Autonomous Detection and Coverage of Unknown Target Areas by Multi-Agent Systems
This addresses the challenge of efficient and safe coverage in applications like surveillance or environmental monitoring, representing an incremental improvement by combining existing techniques for enhanced autonomy.
The paper tackles the problem of enabling multi-agent systems to autonomously detect and cover unknown target areas without prior knowledge, achieving full coverage through a novel algorithm that integrates density-driven attraction with Centroidal Voronoi Tessellation and Control Barrier Functions.

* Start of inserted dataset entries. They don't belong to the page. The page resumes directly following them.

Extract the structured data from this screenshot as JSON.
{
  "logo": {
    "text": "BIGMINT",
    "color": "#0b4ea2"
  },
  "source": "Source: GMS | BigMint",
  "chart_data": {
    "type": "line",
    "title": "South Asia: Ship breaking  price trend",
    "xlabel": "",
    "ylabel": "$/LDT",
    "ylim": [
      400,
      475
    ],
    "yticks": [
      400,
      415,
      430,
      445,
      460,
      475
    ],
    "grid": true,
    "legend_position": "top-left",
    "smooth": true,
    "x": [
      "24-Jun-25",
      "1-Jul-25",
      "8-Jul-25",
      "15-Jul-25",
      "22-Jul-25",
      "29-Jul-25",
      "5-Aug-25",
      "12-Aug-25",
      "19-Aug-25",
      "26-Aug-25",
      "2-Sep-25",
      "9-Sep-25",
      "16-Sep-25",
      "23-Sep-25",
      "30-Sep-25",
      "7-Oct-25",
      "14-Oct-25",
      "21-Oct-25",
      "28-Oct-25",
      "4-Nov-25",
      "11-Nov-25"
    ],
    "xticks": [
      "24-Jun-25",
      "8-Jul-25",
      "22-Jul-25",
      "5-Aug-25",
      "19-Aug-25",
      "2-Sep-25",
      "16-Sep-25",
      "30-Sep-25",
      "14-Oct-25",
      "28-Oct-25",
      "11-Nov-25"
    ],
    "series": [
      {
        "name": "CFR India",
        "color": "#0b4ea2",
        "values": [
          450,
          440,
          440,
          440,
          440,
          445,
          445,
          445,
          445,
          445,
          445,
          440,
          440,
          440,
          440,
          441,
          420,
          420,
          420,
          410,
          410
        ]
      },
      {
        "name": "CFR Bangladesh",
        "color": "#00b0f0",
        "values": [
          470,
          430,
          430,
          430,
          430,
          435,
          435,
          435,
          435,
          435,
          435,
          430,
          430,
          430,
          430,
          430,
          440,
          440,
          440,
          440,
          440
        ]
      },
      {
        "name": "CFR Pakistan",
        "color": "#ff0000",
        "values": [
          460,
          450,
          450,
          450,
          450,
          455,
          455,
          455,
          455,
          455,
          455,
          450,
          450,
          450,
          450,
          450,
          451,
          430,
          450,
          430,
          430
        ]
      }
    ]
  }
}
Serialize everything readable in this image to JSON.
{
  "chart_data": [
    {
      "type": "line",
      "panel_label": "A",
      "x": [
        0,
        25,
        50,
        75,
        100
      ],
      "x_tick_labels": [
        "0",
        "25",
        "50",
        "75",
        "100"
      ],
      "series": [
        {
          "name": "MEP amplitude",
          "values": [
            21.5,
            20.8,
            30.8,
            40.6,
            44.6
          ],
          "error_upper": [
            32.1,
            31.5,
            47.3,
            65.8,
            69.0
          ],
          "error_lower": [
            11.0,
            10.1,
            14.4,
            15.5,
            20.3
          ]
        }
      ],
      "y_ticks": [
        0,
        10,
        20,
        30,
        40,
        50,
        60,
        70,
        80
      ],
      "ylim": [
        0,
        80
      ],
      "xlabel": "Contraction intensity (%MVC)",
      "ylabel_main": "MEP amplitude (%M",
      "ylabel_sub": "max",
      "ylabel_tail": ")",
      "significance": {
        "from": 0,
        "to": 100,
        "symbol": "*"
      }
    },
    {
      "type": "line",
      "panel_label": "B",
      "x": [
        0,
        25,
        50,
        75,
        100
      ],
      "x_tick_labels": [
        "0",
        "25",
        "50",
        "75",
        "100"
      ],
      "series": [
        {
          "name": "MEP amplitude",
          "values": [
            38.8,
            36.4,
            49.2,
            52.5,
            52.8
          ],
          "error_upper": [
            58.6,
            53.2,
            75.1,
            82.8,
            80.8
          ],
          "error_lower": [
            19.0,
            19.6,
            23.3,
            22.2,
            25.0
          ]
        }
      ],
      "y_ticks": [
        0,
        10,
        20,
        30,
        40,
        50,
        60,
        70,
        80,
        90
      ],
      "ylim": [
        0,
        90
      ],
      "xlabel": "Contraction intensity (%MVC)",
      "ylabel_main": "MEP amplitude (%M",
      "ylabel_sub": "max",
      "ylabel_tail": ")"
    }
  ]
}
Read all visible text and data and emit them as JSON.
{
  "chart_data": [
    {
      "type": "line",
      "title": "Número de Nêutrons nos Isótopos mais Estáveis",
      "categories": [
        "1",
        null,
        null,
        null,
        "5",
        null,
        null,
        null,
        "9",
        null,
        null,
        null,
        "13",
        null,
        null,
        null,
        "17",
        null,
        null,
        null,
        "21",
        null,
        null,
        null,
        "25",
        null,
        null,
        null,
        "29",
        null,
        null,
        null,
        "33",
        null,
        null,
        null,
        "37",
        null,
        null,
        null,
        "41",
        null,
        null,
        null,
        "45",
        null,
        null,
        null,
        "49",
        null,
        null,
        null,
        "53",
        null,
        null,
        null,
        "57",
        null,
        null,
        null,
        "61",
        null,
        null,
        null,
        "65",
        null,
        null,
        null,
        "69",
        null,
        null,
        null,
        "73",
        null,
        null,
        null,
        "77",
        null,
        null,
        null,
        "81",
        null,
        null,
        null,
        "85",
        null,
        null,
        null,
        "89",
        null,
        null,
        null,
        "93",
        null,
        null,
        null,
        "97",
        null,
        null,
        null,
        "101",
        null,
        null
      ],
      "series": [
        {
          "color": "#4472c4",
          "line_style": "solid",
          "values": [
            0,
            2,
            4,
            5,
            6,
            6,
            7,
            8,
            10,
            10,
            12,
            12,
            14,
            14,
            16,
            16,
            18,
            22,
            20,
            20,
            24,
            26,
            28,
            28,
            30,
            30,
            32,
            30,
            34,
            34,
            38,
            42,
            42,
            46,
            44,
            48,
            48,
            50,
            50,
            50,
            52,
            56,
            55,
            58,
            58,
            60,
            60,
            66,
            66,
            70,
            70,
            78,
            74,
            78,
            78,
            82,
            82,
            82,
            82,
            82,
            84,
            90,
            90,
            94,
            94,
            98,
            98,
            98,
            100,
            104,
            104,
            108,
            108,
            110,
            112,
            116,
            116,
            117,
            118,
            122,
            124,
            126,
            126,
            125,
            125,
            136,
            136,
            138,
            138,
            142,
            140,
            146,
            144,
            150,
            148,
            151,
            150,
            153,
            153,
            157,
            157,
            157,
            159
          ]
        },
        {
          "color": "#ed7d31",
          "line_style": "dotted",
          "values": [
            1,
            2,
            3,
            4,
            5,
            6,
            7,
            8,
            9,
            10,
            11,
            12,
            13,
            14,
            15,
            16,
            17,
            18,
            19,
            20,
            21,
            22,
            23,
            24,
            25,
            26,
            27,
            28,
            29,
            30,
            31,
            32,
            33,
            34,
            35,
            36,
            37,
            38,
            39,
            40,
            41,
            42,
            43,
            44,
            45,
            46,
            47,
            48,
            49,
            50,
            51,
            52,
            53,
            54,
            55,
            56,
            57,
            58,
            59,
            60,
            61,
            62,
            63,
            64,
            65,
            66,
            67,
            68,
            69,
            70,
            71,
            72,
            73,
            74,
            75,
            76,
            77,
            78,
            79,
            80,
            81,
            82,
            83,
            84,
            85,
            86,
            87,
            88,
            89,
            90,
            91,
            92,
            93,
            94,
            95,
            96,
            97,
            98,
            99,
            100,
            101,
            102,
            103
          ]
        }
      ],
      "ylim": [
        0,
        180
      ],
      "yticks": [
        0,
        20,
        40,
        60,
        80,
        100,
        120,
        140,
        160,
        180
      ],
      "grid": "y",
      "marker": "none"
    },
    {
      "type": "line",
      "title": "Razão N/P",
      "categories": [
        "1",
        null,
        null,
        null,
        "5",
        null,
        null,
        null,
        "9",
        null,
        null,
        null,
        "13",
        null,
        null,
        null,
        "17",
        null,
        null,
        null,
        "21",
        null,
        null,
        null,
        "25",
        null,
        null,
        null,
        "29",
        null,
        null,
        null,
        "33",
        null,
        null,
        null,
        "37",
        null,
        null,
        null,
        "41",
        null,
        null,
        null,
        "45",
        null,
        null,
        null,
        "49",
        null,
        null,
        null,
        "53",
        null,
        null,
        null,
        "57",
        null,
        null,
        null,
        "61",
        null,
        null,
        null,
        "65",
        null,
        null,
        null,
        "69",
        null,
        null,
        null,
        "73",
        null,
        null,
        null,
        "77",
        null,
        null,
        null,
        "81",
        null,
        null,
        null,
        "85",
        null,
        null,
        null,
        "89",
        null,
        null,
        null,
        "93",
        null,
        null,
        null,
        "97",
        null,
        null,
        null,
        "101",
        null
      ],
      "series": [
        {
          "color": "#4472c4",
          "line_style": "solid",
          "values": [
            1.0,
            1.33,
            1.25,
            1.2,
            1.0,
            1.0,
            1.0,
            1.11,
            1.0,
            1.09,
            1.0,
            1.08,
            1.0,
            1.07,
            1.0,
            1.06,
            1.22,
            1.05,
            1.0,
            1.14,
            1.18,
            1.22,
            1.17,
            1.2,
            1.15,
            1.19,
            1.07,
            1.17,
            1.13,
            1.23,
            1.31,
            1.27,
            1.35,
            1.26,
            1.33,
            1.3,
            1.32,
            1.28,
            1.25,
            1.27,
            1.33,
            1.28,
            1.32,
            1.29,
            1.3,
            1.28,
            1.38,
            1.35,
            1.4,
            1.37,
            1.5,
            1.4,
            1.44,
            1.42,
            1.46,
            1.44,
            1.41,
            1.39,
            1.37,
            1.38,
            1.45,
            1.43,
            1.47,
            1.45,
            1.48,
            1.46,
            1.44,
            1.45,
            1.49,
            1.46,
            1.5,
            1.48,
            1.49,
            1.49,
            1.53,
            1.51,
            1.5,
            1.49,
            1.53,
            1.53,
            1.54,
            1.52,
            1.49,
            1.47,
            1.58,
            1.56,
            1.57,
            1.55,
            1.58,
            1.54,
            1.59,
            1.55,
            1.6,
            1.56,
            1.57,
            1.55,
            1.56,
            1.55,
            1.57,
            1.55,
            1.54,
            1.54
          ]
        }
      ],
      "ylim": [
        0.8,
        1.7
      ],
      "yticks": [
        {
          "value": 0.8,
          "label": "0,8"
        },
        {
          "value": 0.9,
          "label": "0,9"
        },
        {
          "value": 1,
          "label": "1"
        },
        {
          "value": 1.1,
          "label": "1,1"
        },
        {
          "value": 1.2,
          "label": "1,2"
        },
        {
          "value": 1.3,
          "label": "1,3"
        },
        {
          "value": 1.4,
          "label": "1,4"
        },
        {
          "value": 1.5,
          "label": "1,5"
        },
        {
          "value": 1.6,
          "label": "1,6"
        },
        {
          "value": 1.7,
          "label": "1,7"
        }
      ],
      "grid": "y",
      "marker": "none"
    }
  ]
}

This paper presents a novel coverage control algorithm for multi-agent systems, where each agent has no prior knowledge of the specific region to be covered. The proposed method enables agents to autonomously detect the target area and collaboratively achieve full coverage. Once an agent detects a part of the target region within its sensor range, a dynamically constructed density function is generated to attract nearby agents. By integrating this density-driven mechanism with Centroidal Voronoi Tessellation (CVT), the agents are guided to achieve optimal spatial distribution. Additionally, Control Barrier Functions (CBFs) are employed to ensure collision avoidance and maintain non-overlapping sensor coverage, enhancing both safety and efficiency. Simulation results verify that agents can independently locate and effectively cover the target area.